ABD OCTG borusu üreticilerinden yapılan açıklamada, Hindistan ve Türkiye'den ithal OCTG borusuna yönelik antidamping vergisi ve telafi edici vergi soruşturmaları ile Güney Kore, Ukrayna ve Vietnam'dan ithal OCTG borusuna yönelik andtidamping soruşturmalarının "kritik şartlar" kapsamına girmesi için başvuruda bulundu.
ABD Ticaret Bakanlığı, soruşturmanın kritik şartlar kapsamına alınması için söz konusu vergi soruşturması başvurusunun ardından, başvurudan önceki bir zaman dilimine oranla ithalatta %15 ve üzeri artış şartı arıyor.
ABD OCTG borusu üreticileri, vergi başvurusuna ilişkin söylentilerin 2013 mart ayında çıktığını ve mayıs ayında piyasa genelinde konuşulmaya başladığını, bu yüzden de vergi başvurusu öncesi ve sonrasına ilişkin karşılaştırılacak dönemlerin mayıs-eylül 2013 arası ve aralık 2012-nisan 2013 arası olması gerektiğini ifade ediyor.
En son verilere göre, söz konusu dönemde, Hindistan'dan yapılan OCTG ithalatı %50,92, Güney Kore'den yapılan OCTG ithalatı %20,54, Türkiye'den yapılan OCTG ithalatı %25,76, Ukrayna'dan yapılan OCTG ithalatı %20,25 ve Vietnam'dan yapılan OCTG ithalatı ise %23,96 artış gösterdi. Her bir ülkeden yapılan ithalattaki artış oranı soruşturmanın "kritik şartlar" kapsamına girmesi için gereken %15'lik minimum artış oranının üzerinde bulunuyor.
Telafi edici vergi ve antidamping vergisinin geriye dönük uygulanabilmesi için hem Ticaret Bakanlığı'nın hem de Uluslar arası Ticaret Komisyonu'nun "kritik şartlar" konusunda olumlu karar bildirmesi gerekiyor.

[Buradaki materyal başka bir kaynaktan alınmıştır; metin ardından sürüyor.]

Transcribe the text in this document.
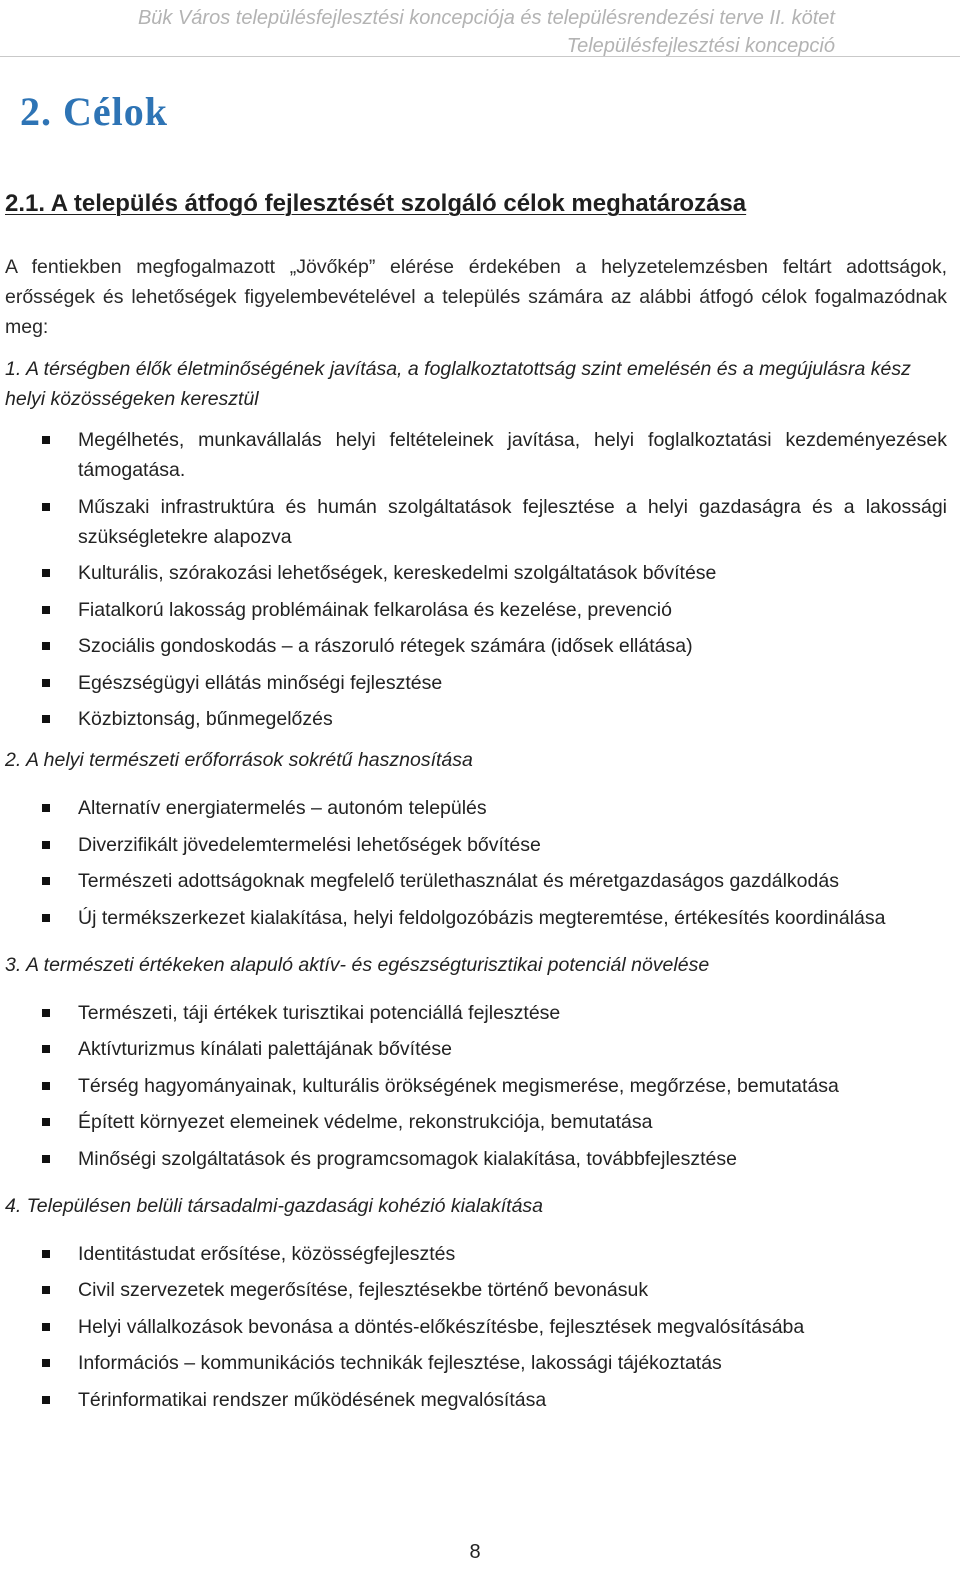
Bük Város településfejlesztési koncepciója és településrendezési terve II. kötet

Településfejlesztési koncepció

2. Célok
2.1. A település átfogó fejlesztését szolgáló célok meghatározása

A fentiekben megfogalmazott „Jövőkép” elérése érdekében a helyzetelemzésben feltárt adottságok, erősségek és lehetőségek figyelembevételével a település számára az alábbi átfogó célok fogalmazódnak meg:

1. A térségben élők életminőségének javítása, a foglalkoztatottság szint emelésén és a megújulásra kész helyi közösségeken keresztül

Megélhetés, munkavállalás helyi feltételeinek javítása, helyi foglalkoztatási kezdeményezések támogatása.
Műszaki infrastruktúra és humán szolgáltatások fejlesztése a helyi gazdaságra és a lakossági szükségletekre alapozva
Kulturális, szórakozási lehetőségek, kereskedelmi szolgáltatások bővítése
Fiatalkorú lakosság problémáinak felkarolása és kezelése, prevenció
Szociális gondoskodás – a rászoruló rétegek számára (idősek ellátása)
Egészségügyi ellátás minőségi fejlesztése
Közbiztonság, bűnmegelőzés

2. A helyi természeti erőforrások sokrétű hasznosítása

Alternatív energiatermelés – autonóm település
Diverzifikált jövedelemtermelési lehetőségek bővítése
Természeti adottságoknak megfelelő területhasználat és méretgazdaságos gazdálkodás
Új termékszerkezet kialakítása, helyi feldolgozóbázis megteremtése, értékesítés koordinálása

3. A természeti értékeken alapuló aktív- és egészségturisztikai potenciál növelése

Természeti, táji értékek turisztikai potenciállá fejlesztése
Aktívturizmus kínálati palettájának bővítése
Térség hagyományainak, kulturális örökségének megismerése, megőrzése, bemutatása
Épített környezet elemeinek védelme, rekonstrukciója, bemutatása
Minőségi szolgáltatások és programcsomagok kialakítása, továbbfejlesztése

4. Településen belüli társadalmi-gazdasági kohézió kialakítása

Identitástudat erősítése, közösségfejlesztés
Civil szervezetek megerősítése, fejlesztésekbe történő bevonásuk
Helyi vállalkozások bevonása a döntés-előkészítésbe, fejlesztések megvalósításába
Információs – kommunikációs technikák fejlesztése, lakossági tájékoztatás
Térinformatikai rendszer működésének megvalósítása
8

Nihai kararlar ise önümüzdeki yıl açıklanacak.
"Kritik şartlar" antidamping vergisi ve telafi edici vergi soruşturmalarında belli koşullar sağlandığı takdirde vergilerin geriye dönük uygulanması anlamına geliyor. Kritik şartların sağlandığına yönelik kararın çıkması halinde, vergilerin normalde uygulamaya konacağı tarihten önceki 90 gün içerisinde kullanılmak üzere depodan çekilmiş ya da tasfiye edilmemiş ithal mallara yönelik geriye dönük vergi uygulanır. Mevzuatta bulunan "kritik şartlar" hükmü ithalatçıların vergi soruşturması başvurularının hemen ardından yüklü sevkiyatlar yaparak antidamping vergisi veya telafi edici vergi yaptırımlarından kaçmasını önleme ve bu gibi yüklü sevkiyatların etkilerini hafifletme amacı taşıyor.